To view the timestamps of system calls use the option -t
:
[root@sandbox ~]#strace -t ls testdir/
14:24:47 execve("/usr/bin/ls", ["ls", "testdir/"], [/* 40 vars */]) = 0
14:24:47 brk(NULL) = 0x1f07000
14:24:47 mmap(NULL, 4096, PROT_READ|PROT_WRITE, MAP_PRIVATE|MAP_ANONYMOUS, -1, 0) = 0x7f2530bc8000
14:24:47 access("/etc/ld.so.preload", R_OK) = -1 ENOENT (No such file or directory)
14:24:47 open("/etc/ld.so.cache", O_RDONLY|O_CLOEXEC) = 3
What if you want to know the time spent between system calls? There is a convenient option -r
which shows the time taken to execute each system call. Pretty helpful, isn’t it?

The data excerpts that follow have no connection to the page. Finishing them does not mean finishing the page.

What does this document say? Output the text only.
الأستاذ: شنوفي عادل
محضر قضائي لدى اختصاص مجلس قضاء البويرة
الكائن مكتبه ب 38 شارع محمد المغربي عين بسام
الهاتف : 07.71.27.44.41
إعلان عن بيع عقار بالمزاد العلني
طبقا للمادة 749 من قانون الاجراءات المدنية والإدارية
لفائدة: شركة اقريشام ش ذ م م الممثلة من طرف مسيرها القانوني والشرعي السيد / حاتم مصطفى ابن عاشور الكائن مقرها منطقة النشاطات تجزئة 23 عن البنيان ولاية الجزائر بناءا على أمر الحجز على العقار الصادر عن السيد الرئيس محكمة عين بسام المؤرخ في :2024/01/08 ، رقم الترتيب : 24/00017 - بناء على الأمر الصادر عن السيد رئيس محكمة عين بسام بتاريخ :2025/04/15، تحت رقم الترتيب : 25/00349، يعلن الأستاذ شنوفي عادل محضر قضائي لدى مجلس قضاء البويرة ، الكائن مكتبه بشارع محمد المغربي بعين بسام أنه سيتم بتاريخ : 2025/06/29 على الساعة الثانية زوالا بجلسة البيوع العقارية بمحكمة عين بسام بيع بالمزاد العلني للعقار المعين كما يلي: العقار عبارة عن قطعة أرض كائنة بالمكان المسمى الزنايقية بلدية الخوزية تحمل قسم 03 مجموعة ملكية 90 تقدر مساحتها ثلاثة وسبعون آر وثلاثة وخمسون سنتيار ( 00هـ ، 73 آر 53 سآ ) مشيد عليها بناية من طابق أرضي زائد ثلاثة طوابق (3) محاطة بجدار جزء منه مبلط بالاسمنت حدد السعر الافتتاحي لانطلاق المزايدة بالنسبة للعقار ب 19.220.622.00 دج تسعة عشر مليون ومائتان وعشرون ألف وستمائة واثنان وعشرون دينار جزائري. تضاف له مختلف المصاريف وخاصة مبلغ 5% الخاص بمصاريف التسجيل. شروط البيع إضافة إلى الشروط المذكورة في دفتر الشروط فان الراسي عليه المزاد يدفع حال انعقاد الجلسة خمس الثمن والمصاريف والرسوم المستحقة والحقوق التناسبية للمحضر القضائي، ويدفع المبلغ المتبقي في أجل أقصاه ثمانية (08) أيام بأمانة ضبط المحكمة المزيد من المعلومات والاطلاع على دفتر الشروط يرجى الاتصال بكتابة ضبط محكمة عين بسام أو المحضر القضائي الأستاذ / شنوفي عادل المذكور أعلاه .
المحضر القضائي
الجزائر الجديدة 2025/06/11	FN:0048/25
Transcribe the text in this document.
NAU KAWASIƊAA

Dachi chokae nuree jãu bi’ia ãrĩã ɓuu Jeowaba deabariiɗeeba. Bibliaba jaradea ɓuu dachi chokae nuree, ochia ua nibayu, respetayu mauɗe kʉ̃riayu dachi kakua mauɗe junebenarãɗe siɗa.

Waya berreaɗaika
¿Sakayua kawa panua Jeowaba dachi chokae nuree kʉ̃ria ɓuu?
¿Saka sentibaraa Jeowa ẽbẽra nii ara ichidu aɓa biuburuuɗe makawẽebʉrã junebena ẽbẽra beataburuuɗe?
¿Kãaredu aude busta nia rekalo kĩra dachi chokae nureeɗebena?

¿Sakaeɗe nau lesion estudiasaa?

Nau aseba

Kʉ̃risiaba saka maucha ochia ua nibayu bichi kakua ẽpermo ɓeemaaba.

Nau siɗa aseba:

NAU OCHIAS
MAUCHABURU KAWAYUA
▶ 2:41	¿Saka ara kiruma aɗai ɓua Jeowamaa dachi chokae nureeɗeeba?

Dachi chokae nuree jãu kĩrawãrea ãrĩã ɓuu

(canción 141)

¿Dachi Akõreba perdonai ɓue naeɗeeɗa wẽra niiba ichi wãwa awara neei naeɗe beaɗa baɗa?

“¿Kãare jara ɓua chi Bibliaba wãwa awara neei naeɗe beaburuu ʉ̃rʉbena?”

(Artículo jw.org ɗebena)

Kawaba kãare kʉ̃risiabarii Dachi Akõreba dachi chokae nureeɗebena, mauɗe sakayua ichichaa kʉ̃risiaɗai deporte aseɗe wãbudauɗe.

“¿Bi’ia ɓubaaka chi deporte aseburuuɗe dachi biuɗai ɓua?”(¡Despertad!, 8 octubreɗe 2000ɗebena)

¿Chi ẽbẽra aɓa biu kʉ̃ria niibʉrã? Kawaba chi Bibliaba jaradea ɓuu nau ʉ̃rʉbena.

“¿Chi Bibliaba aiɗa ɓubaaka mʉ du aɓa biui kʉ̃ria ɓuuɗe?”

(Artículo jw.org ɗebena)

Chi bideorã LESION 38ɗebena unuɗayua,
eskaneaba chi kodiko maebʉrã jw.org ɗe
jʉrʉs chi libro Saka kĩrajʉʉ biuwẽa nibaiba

[root@sandbox ~]#strace -r ls testdir/
0.000000 execve("/usr/bin/ls", ["ls", "testdir/"], [/* 40 vars */]) = 0
0.000368 brk(NULL) = 0x1966000
0.000073 mmap(NULL, 4096, PROT_READ|PROT_WRITE, MAP_PRIVATE|MAP_ANONYMOUS, -1, 0) = 0x7fb6b1155000
0.000047 access("/etc/ld.so.preload", R_OK) = -1 ENOENT (No such file or directory)
0.000119 open("/etc/ld.so.cache", O_RDONLY|O_CLOEXEC) = 3
Conclusion
Utility strace
very handy for learning about system calls in Linux. For other command line options, see man and online documentation.